Basta scorrere i Rav – i Rapporti di autovalutazione compilati l’estate scorsa da tutti gli istituti – per comprendere la situazione in cui si trovano le istituzioni scolastiche del Paese. “In estrema sintesi, economicamente la scuola è finanziata dallo Stato per ciò che riguarda gli stipendi dei docenti ed altri servizi, mentre per il funzionamento generale è finanziata dalle famiglie (tramite il contributo volontario versato dalla maggior parte di esse) che finanziano anche le visite d’istruzione”, si legge nel documento del liceo classico Giordano Bruno di Budrio, in provincia di Bologna. Ma negli ultimi anni la crisi economica ha prodotto un calo generalizzato anche di questi preziosi fondi. Spesso i finanziamenti per i funzionamento erogati dallo stato e dagli enti locali sono risicati e in molte realtà i finanziamenti da privati non esistono.

“Non sono presenti forme di finanziamento privato significative – confermano dal liceo scientifico Siani di Napoli – se non per il contributo volontario degli alunni che si è molto assottigliato negli anni viste le difficili condizioni economiche che caratterizzano la nostra utenza”. Gli istituti più fortunati raccolgono la quota dalla maggior parte delle famiglie. Come accade al classico Mameli di Roma che “dal punto di vista delle risorse economiche, può contare – si legge nel Rav – sul contributo volontario delle famiglie, corrisposto dal 70 per cento delle stesse”. Ma al Sud non è sempre facile raccogliere fondi anche dai genitori. Perché, riguardo “alle risorse economiche disponibili, si è verificato un calo sensibile degli introiti relativi al contributo volontario versato dagli allievi, nonostante – spiegano dal liceo classico Vittorio Emanuele II di Palermo – il consiglio di Istituto ne abbia diminuito l’importo ed esso risulti inferiore alla media degli altri istituti cittadini”.

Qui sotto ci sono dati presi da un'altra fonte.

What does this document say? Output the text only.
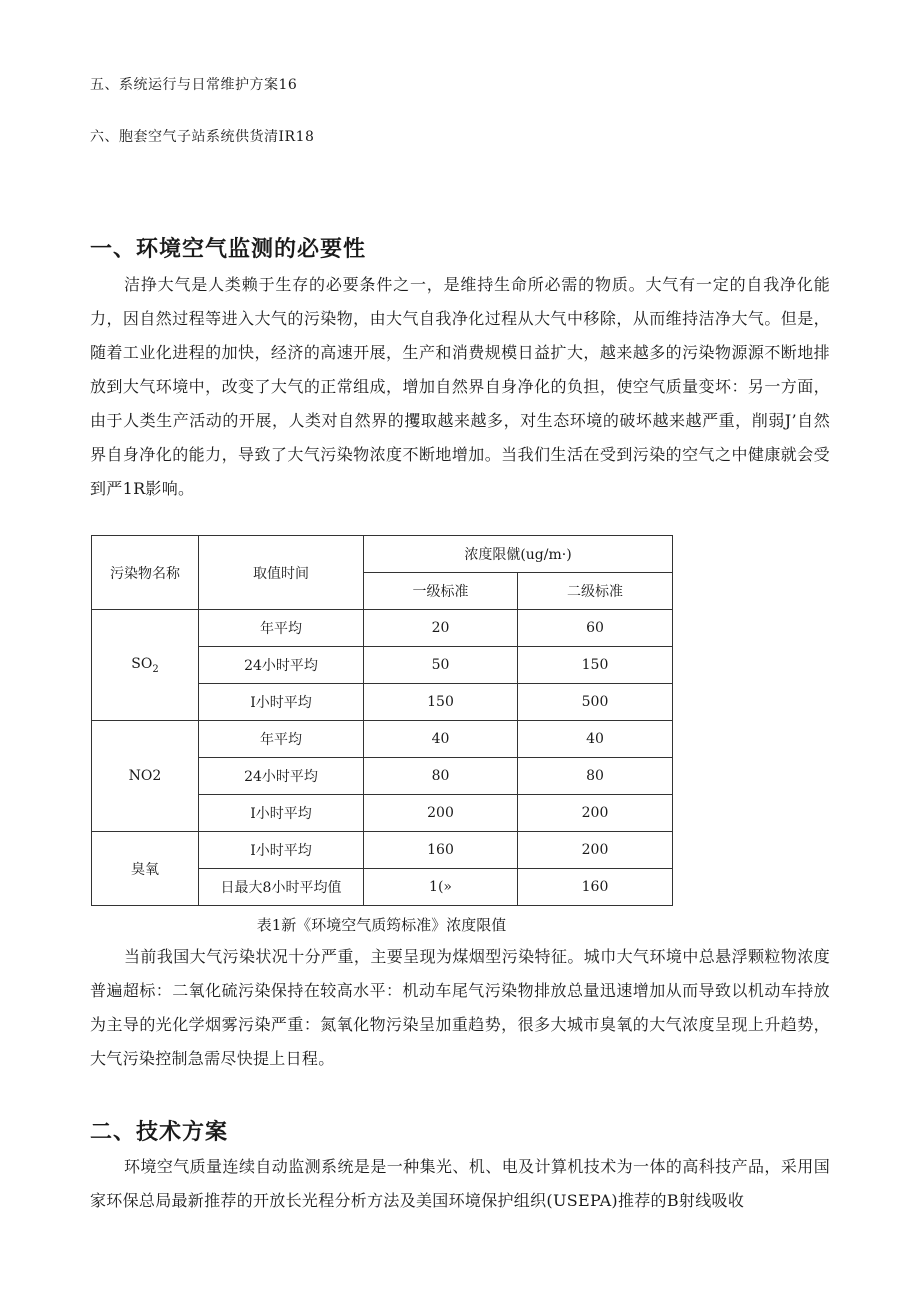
五、系统运行与日常维护方案16
六、胞套空气子站系统供货清IR18
一、环境空气监测的必要性

洁挣大气是人类赖于生存的必要条件之一，是维持生命所必需的物质。大气有一定的自我净化能力，因自然过程等进入大气的污染物，由大气自我净化过程从大气中移除，从而维持洁净大气。但是，随着工业化进程的加快，经济的高速开展，生产和消费规模日益扩大，越来越多的污染物源源不断地排放到大气环境中，改变了大气的正常组成，增加自然界自身净化的负担，使空气质量变坏：另一方面，由于人类生产活动的开展，人类对自然界的攫取越来越多，对生态环境的破坏越来越严重，削弱J’自然界自身净化的能力，导致了大气污染物浓度不断地增加。当我们生活在受到污染的空气之中健康就会受到严1R影响。

污染物名称	取值时间	浓度限僦(ug/m·)	
		一级标准	二级标准
$SO_2$	年平均	20	60
	24小时平均	50	150
	I小时平均	150	500
NO2	年平均	40	40
	24小时平均	80	80
	I小时平均	200	200
臭氧	I小时平均	160	200
	日最大8小时平均值	1(»	160
表1新《环境空气质筠标准》浓度限值

当前我国大气污染状况十分严重，主要呈现为煤烟型污染特征。城巾大气环境中总悬浮颗粒物浓度普遍超标：二氧化硫污染保持在较高水平：机动车尾气污染物排放总量迅速增加从而导致以机动车持放为主导的光化学烟雾污染严重：氮氧化物污染呈加重趋势，很多大城市臭氧的大气浓度呈现上升趋势，大气污染控制急需尽快提上日程。

二、技术方案

环境空气质量连续自动监测系统是是一种集光、机、电及计算机技术为一体的高科技产品，采用国家环保总局最新推荐的开放长光程分析方法及美国环境保护组织(USEPA)推荐的B射线吸收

ricorso-tar-new-3E se non è facile convincere le famiglie degli studenti che frequentano i licei, figuriamoci quanto sia facile racimolare risorse da quelle dei ragazzi dei tecnici e dei professionali che devono ricorrere al volontariato anche degli insegnanti. Come accade all’istituto tecnico Pertini di Genzano di Roma dove “molte attività sono state svolte grazie al contributo volontario dei docenti”. E senza fondi i corsi di recupero, che le scuole dovrebbero organizzare obbligatoriamente, non si possono svolgere. O se ne svolgono un numero, e per un ammontare di ore, ridicolo rispetto alle necessità. Basti confrontare due numeri. Nel 1999, la cifra destinata dal ministero dell’Istruzione agli Idei – gli interventi didattici educativi e integrativi introdotti nel 1995, quando vennero aboliti gli esami di riparazione – era di 322 miliardi di vecchie lire, pari a 167 milioni di euro. Nell’anno scolastico 2013/2014, gli istituti superiori italiani hanno assicurato in media 63 ore di recupero in tutto l’anno per una spesa totale lontanissima dal budget di quindici anni prima: appena 9 milioni di euro pari al 5 per cento di quanto si spendeva nel 1999. Nel frattempo, la cifra destinata ai corsi di recupero è confluita nel cosiddetto capitolone e, successivamente, rosicchiata da anni e anni di tagli alle risorse economiche delle scuole, che si sono dimezzate. La Buona scuola, con un incremento di circa 110 milioni per spese di funzionamento scongiurerà l’acquisto di detersivi e carta per fotocopie con le risorse versate dai genitori. Ma chi vorrà evitare la rimandatura a settembre dovrà probabilmente cercarsi un bravo docente privato perché i contributi volontari delle famiglie potranno ridursi ancora. L’Unione

degli studenti ha infatti ha avviato una “campagna di denuncia sui contributi volontari”, auspicando lo “stop al salasso per le famiglie e ai soprusi ai danni degli studenti” da parte di quelle scuole che “impongono” il contributo “volontario”.